AIDS and Sex Offenders

FOR THE FOURTH year in a row, the Minnesota Legislature is considering a bill that would mandate HIV testing for alleged sex offenders. Previous attempts have failed largely due to the wording of the amendments. In order to qualify for federal subsidies to underwrite the testing, any state legislation must include a provision requiring any convicted sex offender to submit to a test upon the victim's request. This session, the House of Representatives has drafted the proposed amendment in a manner that broadens the scope considerably, and has opponents alarmed over the potential damage to civil liberties.

The House version was originally drafted to require testing after a conviction, but it has since been rewritten to mandate an HIV test when an adult is charged or a juvenile petitioned. And it's not only alleged sex offenders who fall under this legislative gun; the amendment now calls for testing of alleged perpetrators of "any other violent crime." In addition, the language would also allow a cop or prison guard to request testing of an offender if there has been "significant exposure."

While supporters of the amendment are pushing it as a victims' rights measure, Bob Tracy--the public policy director for the Minnesota AIDS Project (MAP)--maintains this is a hollow premise. "It would not alter how a victim responds to an assault.
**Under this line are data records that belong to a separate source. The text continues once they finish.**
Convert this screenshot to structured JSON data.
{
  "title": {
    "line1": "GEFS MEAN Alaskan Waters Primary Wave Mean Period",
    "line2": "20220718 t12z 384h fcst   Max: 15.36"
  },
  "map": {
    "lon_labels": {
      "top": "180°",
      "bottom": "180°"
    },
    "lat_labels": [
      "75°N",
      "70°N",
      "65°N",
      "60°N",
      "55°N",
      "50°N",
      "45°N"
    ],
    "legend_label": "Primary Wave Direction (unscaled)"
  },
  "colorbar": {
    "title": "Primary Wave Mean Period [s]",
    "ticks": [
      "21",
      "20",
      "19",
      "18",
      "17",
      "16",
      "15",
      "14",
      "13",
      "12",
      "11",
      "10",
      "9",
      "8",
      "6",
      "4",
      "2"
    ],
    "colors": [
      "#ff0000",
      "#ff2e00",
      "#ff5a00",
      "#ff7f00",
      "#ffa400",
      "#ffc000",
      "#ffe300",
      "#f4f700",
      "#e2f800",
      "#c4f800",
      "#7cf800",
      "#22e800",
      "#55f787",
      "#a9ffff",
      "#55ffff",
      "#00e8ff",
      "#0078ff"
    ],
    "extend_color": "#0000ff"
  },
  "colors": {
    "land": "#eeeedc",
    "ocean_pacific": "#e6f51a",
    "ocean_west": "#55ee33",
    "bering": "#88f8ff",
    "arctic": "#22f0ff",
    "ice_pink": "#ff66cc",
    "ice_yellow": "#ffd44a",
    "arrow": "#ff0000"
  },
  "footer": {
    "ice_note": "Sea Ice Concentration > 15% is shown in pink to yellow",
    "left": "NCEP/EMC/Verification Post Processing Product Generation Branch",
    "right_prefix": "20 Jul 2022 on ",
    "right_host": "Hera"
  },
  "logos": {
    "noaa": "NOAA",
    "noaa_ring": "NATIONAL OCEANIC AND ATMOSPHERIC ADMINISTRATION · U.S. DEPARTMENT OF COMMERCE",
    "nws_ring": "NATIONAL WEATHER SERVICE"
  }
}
The common practice among sexual assault victim advocates is to encourage immediate counseling and medical care." He further states that victims rarely request offender tests, and most professionals view the HIV status of the alleged perpetrator as unreliable and unusable, largely because of the virus's "window" period. (Depending on the individual, the time frame for detecting HIV antibodies can vary from a few weeks up to six months following exposure.)

Tracy also faults the amendment for providing special protection to a portion of the population he deems as extremely low risk. "Health care workers are at risk through occupational exposure, yet according to a study conducted by the CDC from 1988 to 1994, professional risk is estimated at 0.3 percent." Tracy is similarly alarmed by the vagueness of the term "significant exposure," and the lack of precise directives regarding the release of test results. While he concedes the amendment currently precludes any mention of the test or results in any criminal or court records, Tracy fears word would leak out nonetheless.

The amendment is not currently in the Senate version of the same bill. Conference committee members, among them Judiciary Chair Wes Skoglund (DFL-Mpls.) and Judiciary Finance Chair Mary Murphy (DFL-Hermantown), will convene this week to hammer out a draft.